Saturday, July 16, 2016

Pay to Play in Pa: Enrich yourself with public money

Philadelphia Inquirer staff writers Mark Fazlollah, Craig R. McCoy, and Dylan Purcell report:

For decades, millionaire Main Line businessmen Richard Ireland and Brian McElwee have plied politicians with campaign money while landing government contract after contract.

None of it has provoked much attention. But now the two little-known partners are drawing scrutiny beyond political circles.
In the latest probe into "pay to play" in Pennsylvania, federal prosecutors and the U.S. Securities and Exchange Commission have subpoenaed a host of documents from the businessmen.

Prosecutors have deployed a former Pennsylvania treasurer against them. Before Rob McCord pleaded guilty last year to corruption charges, he secretly recorded Ireland as they talked over contracts, according to people familiar with McCord's undercover work.

Investigators have even gone back 15 years, to a watershed moment in Ireland and McElwee's business history.

That's when another state treasurer, Barbara Hafer, dramatically increased state business given the two men - after each, on the same day, made a $150,000 campaign contribution to her.

For connecting Treasury to an investment firm they once owned, the two men eventually pulled in $2 million a year in finder's fees for that single placement alone.

Their donations to Hafer were the biggest one-day donation she ever received from anyone.

A detailed look at McElwee and Ireland's thriving business model - an operation marked by $3 million in campaign donations since 2000 - shows how the clubby culture has benefited select businesses and political figures in Pennsylvania.

In the lexicon of high finance, Ireland and McElwee are known as "finders." They have been paid big finder's fees for serving as middlemen, connecting financial professionals with government officials who control public money and where it is invested.

The two men also have earned millions in finder's fees for helping financial advisers win contracts to manage billions of dollars in public money, including funds from Bucks,
Chester, Delaware, and Montgomery Counties, the Pennsylvania Turnpike Commission, and SEPTA - all the while contributing to politicians who were influential for each entity.

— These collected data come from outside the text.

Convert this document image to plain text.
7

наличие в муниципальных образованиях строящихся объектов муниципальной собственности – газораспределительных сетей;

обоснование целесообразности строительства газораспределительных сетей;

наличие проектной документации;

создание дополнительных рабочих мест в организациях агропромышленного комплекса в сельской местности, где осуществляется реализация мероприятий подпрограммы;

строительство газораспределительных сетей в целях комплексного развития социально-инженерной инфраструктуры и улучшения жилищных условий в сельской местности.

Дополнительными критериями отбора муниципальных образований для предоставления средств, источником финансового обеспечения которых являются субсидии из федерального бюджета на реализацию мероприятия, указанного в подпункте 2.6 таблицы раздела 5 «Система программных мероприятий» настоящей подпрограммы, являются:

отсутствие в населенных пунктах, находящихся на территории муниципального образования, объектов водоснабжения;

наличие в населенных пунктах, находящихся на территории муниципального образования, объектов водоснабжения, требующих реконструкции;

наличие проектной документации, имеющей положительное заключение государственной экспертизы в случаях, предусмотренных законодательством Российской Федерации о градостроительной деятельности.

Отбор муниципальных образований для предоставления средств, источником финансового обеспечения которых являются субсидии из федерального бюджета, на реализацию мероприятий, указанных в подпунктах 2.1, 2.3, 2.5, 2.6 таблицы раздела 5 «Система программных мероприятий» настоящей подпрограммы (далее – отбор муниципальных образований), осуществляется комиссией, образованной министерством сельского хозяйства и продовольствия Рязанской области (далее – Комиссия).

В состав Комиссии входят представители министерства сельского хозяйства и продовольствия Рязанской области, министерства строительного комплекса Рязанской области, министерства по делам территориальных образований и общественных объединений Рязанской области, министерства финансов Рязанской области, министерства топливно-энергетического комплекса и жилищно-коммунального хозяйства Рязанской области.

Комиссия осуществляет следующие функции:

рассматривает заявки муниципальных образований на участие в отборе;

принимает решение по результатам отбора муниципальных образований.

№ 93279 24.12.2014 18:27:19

Critics, such as the SEC, good-government groups, academics, and others, have long worried that the pay-to-play culture means financial advisers nationwide aren't being selected on merit to manage public money, but because of political juice.

Craig Holman, a finance expert with
Public Citizen, a national government-watchdog organization, said that when pay-to-play becomes business as usual, some firms avoid government contracting because of the corruption taint, and taxpayers get less for their money.

"I've seen more pay-to-play scandals in Pennsylvania than any other state," Holman said. "It hurts government, it hurts taxpayers, and it hurts legitimate businesses."